What might a Google killer look like?
Last week a lot of people were musing whether it would have search results in three columns with tabbed pages and irrelevant thumbnail images, with a
black homepage background instead of a white one. That so-called killer, in the form of Cuil, wound up not being a case of Goliath
meeting its David so much as it was Goliath waking up with a minor case of halitosis. It was at most a temporary nuisance, and as is often the case with halitosis, it seemed to rile everyone else much
more than it bothered the one afflicted with it.
Here's another vision of what a Google killer looks like: it's a downloadable program rather than a Web site, but you can use this program to
access any site you want. You can use it to search, but it's much more effective to visit Web sites you already know about and probably visited before. If you can't remember a site you visited
previously, you can type in a relevant keyword or two and it will show you the relevant sites from your history. You can customize the program to access countless other programs and tools, from
weather forecasts to Twitter, all without going to any other site at all.
advertisement
advertisement
You might recognize this killer as the Web browser Mozilla Firefox, version 3 specifically. Its "awesome bar," where
one enters a site's URL, is extremely effective at bringing up relevant sites visited previously. For instance, if I type in "video," the links it suggests include a Facebook video application,
digg.com (its page title says "All News, Videos, & Images"), VideoEgg, CNN, Myhava.com (a site for a Slingbox-type device), and video search engine Pixsy. In practice that means I don't need to run a
search if I can't remember the name of the video news site, application, search engine, ad network, or gadget I wanted to visit.

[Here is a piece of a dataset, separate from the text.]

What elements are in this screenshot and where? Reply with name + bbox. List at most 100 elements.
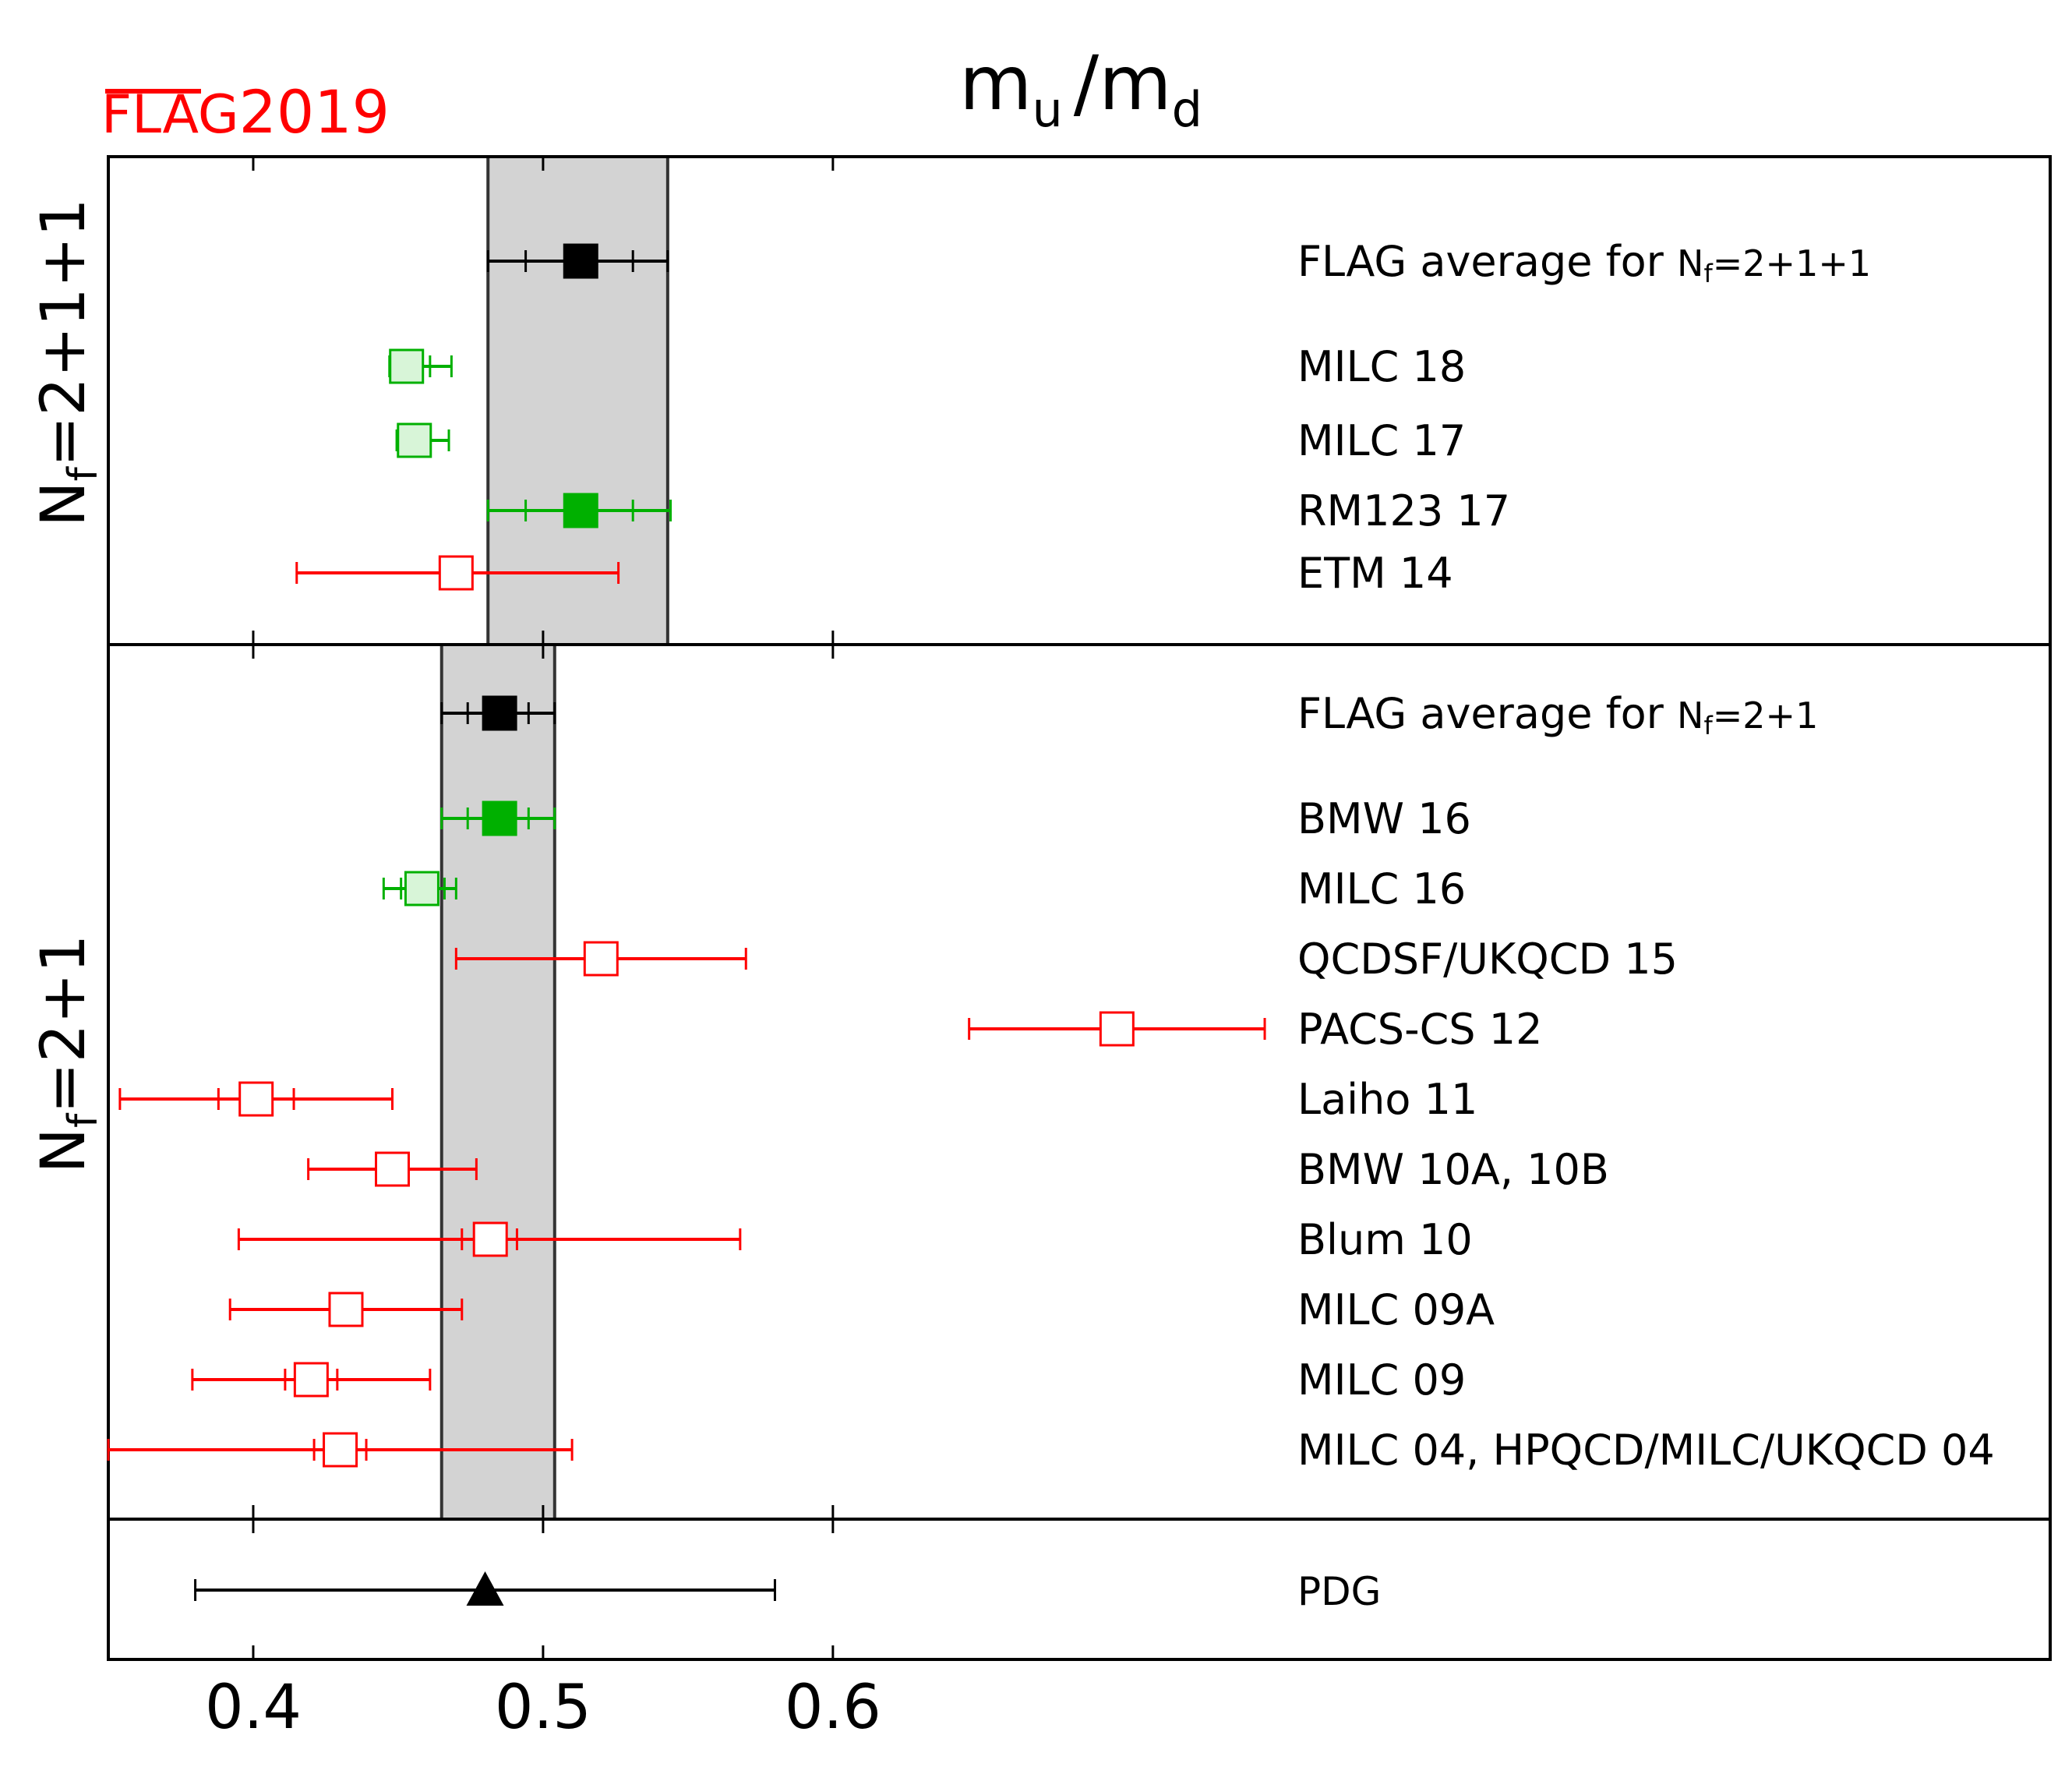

While Firefox 3 just launched in June and it's too soon to
gauge its impact, it's conceivable to envision Firefox eroding the number of searches conducted over time. Firefox is the bigger threat to Google than another search engine because Firefox changes
user behavior. The smarter Firefox gets and the more users grow accustomed to it, the more it can eat away at the massive volume of searches that are meant as direct navigation, where one searches for
a known site instead of typing it in. That in turn is a mixed bag for marketers. On one hand, marketers may be able to decrease search spending on consumer retention since they won't be paying for
some consumers to return to their site. On the other hand, every search is an opportunity for multiple marketers to make their pitch, so generally marketers lose out by decreased search
inventory.
Whether or not Firefox delivers the impact described here, it's still important to look for disruptive forces rather than marginally different competitors. TV networks aren't
threatened so much by other networks or even other media; NielsenMedia reported U.S. viewers watched an average of 4 hours and 34 minutes of TV from 2006 to 2007, up from 3 hours, 56 minutes a decade
earlier, even as Internet penetration and usage skyrocketed. TV's biggest threat is from digital video recorders, which are offered by cable providers who, somewhat ironically, want people to
watch more TV. As another example, Hotmail and Yahoo Mail may have faced competition from Gmail, but all of them face challenges from increasing communication across social networks, instant
messaging, and text messaging. Automakers are less threatened by newer models like the Prius than they are by economic forces that lead consumers to take public transportation instead of upgrading
their car. The Hummer killer isn't the Prius -- it's Amtrak.
Think back a decade ago. There was this beloved, quirky powerhouse of a site that billed itself as a directory which made it easy
for consumers to browse through its categories and find all of the best sites on the sprawling web; there was also easy access to email, news, and stock quotes. Then along came this new site with an
equally goofy name but with barely any functionality or links. There was really only one thing you could do with it. Yahoo wasn't bested by another portal but by a search engine.
Whether that
search engine in turn is bested by a browser or something else entirely, recall that the heavily armed warrior Goliath was outfoxed by an underage, musically gifted shepherd with a slingshot. No one
was looking at David saying, "That'll be the Goliath killer."